With backing from investors including Draper Associates and Hyperplane, Autolane plans to begin by managing pickup and drop-off locations for companies that want robotaxis to operate on their private property. The startup has already signed an agreement with Simon Property Group to coordinate arrivals and departures for driverless vehicles at the company’s shopping centers in Austin and San Francisco. The initiative will blend physical elements such as clear signage with software designed to deliver precise guidance to autonomous systems.
Autolane’s co-founder and CEO, Ben Seidl, describes the company as an “application layer” in the autonomy ecosystem—one that does not build cars or core models but instead provides the orchestration needed as the industry grows. Seidl said he recognized the opportunity after testing Tesla’s Full Self-Driving (Supervised) system and witnessing how quickly autonomous capabilities are advancing.

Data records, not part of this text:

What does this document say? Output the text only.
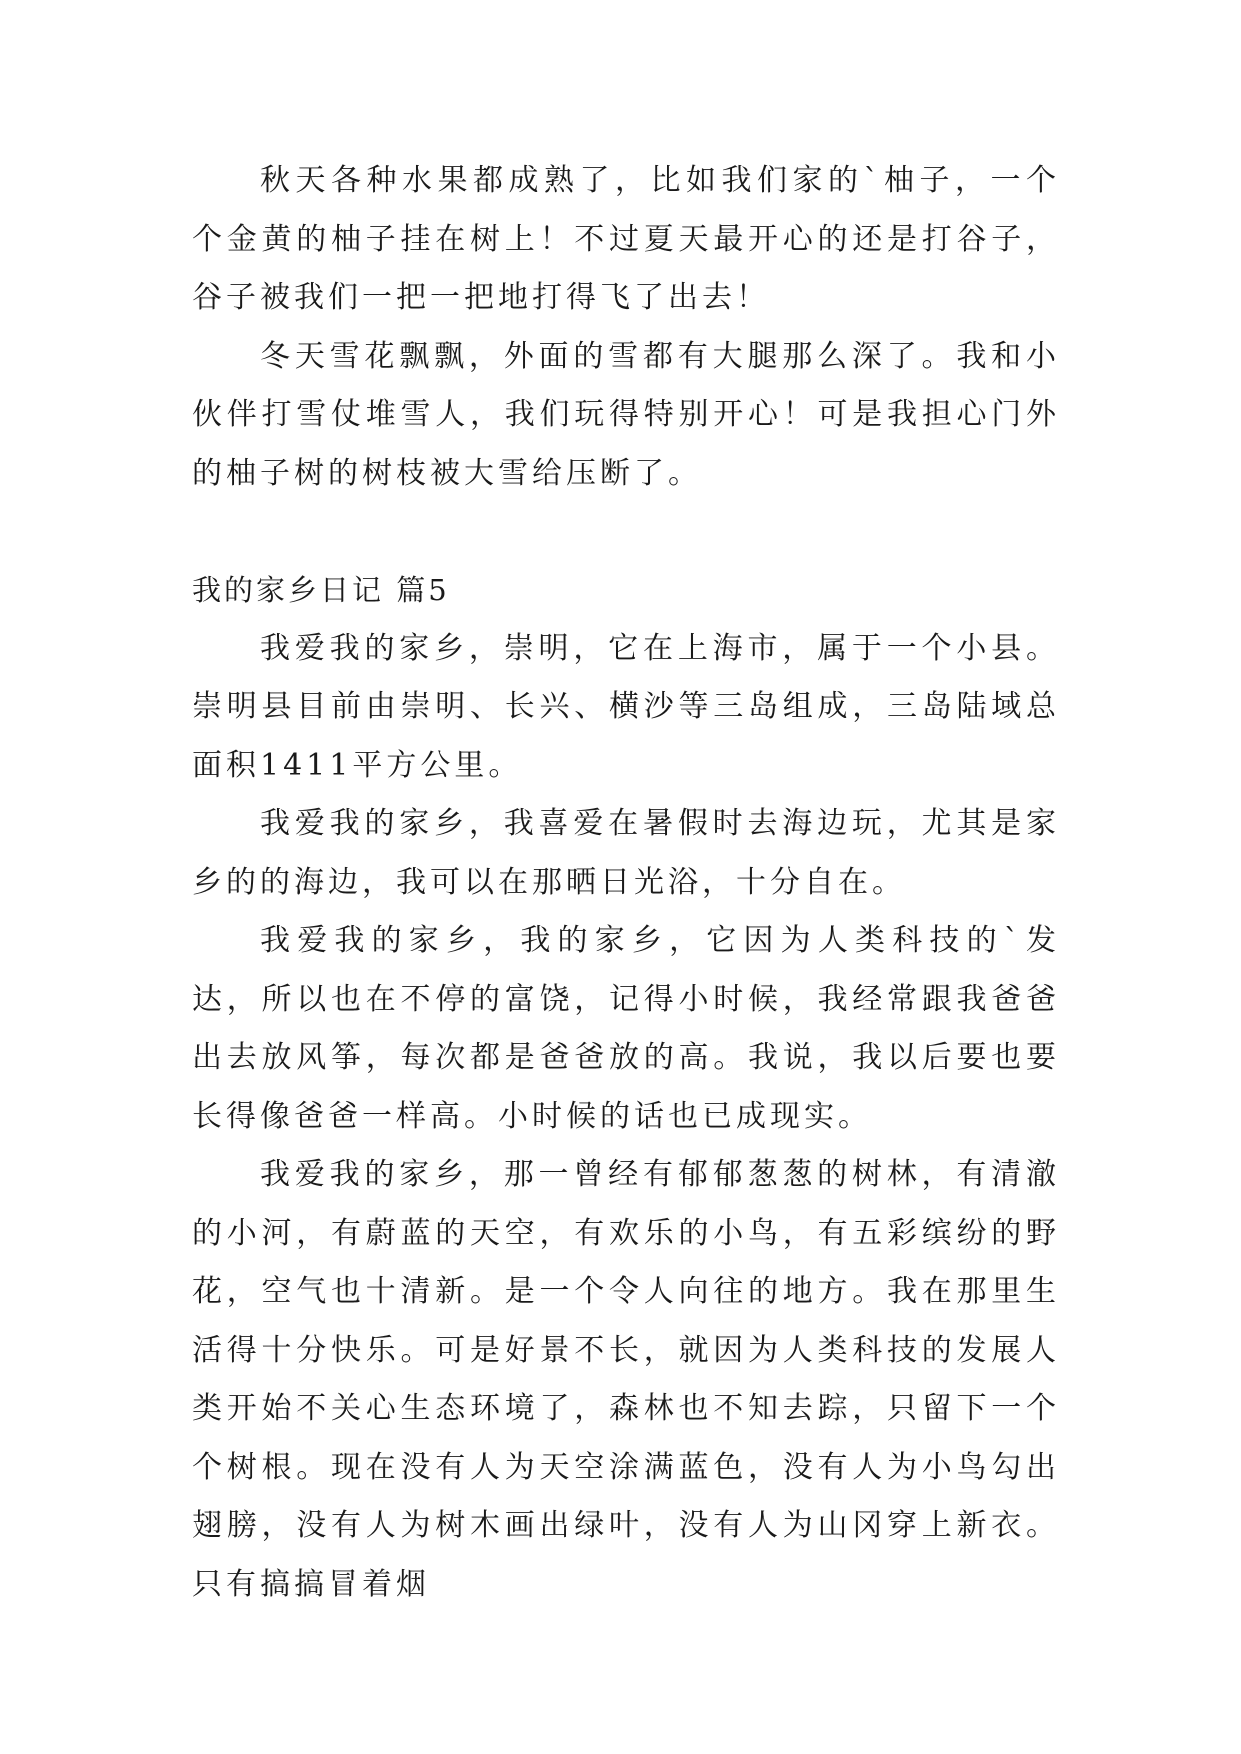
秋天各种水果都成熟了，比如我们家的`柚子，一个个金黄的柚子挂在树上！不过夏天最开心的还是打谷子，谷子被我们一把一把地打得飞了出去！

冬天雪花飘飘，外面的雪都有大腿那么深了。我和小伙伴打雪仗堆雪人，我们玩得特别开心！可是我担心门外的柚子树的树枝被大雪给压断了。

我的家乡日记 篇5

我爱我的家乡，崇明，它在上海市，属于一个小县。崇明县目前由崇明、长兴、横沙等三岛组成，三岛陆域总面积1411平方公里。

我爱我的家乡，我喜爱在暑假时去海边玩，尤其是家乡的的海边，我可以在那晒日光浴，十分自在。

我爱我的家乡，我的家乡，它因为人类科技的`发达，所以也在不停的富饶，记得小时候，我经常跟我爸爸出去放风筝，每次都是爸爸放的高。我说，我以后要也要长得像爸爸一样高。小时候的话也已成现实。

我爱我的家乡，那一曾经有郁郁葱葱的树林，有清澈的小河，有蔚蓝的天空，有欢乐的小鸟，有五彩缤纷的野花，空气也十清新。是一个令人向往的地方。我在那里生活得十分快乐。可是好景不长，就因为人类科技的发展人类开始不关心生态环境了，森林也不知去踪，只留下一个个树根。现在没有人为天空涂满蓝色，没有人为小鸟勾出翅膀，没有人为树木画出绿叶，没有人为山冈穿上新衣。只有搞搞冒着烟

He argues that without a unified system for directing these vehicles, operators risk chaotic scenarios like the viral incident in which a Waymo robotaxi became stuck in a Chick-fil-A drive-through. Precise, pre-designated pickup and drop-off points, he said, can prevent such problems.
Seidl maintains that Autolane’s value lies in its ability to integrate directly with real-estate owners and autonomous vehicle providers, effectively creating APIs for physical locations so that robotaxis receive exact instructions. While some businesses could set up basic physical markers themselves, he stressed that autonomous systems require far more than simple signage. Autolane, he said, aims to offer a business-to-business, hardware-enabled software service that functions like “air traffic control for autonomous vehicles,” beginning with private properties like those owned by Simon Property Group and deliberately avoiding public streets and municipal partnerships.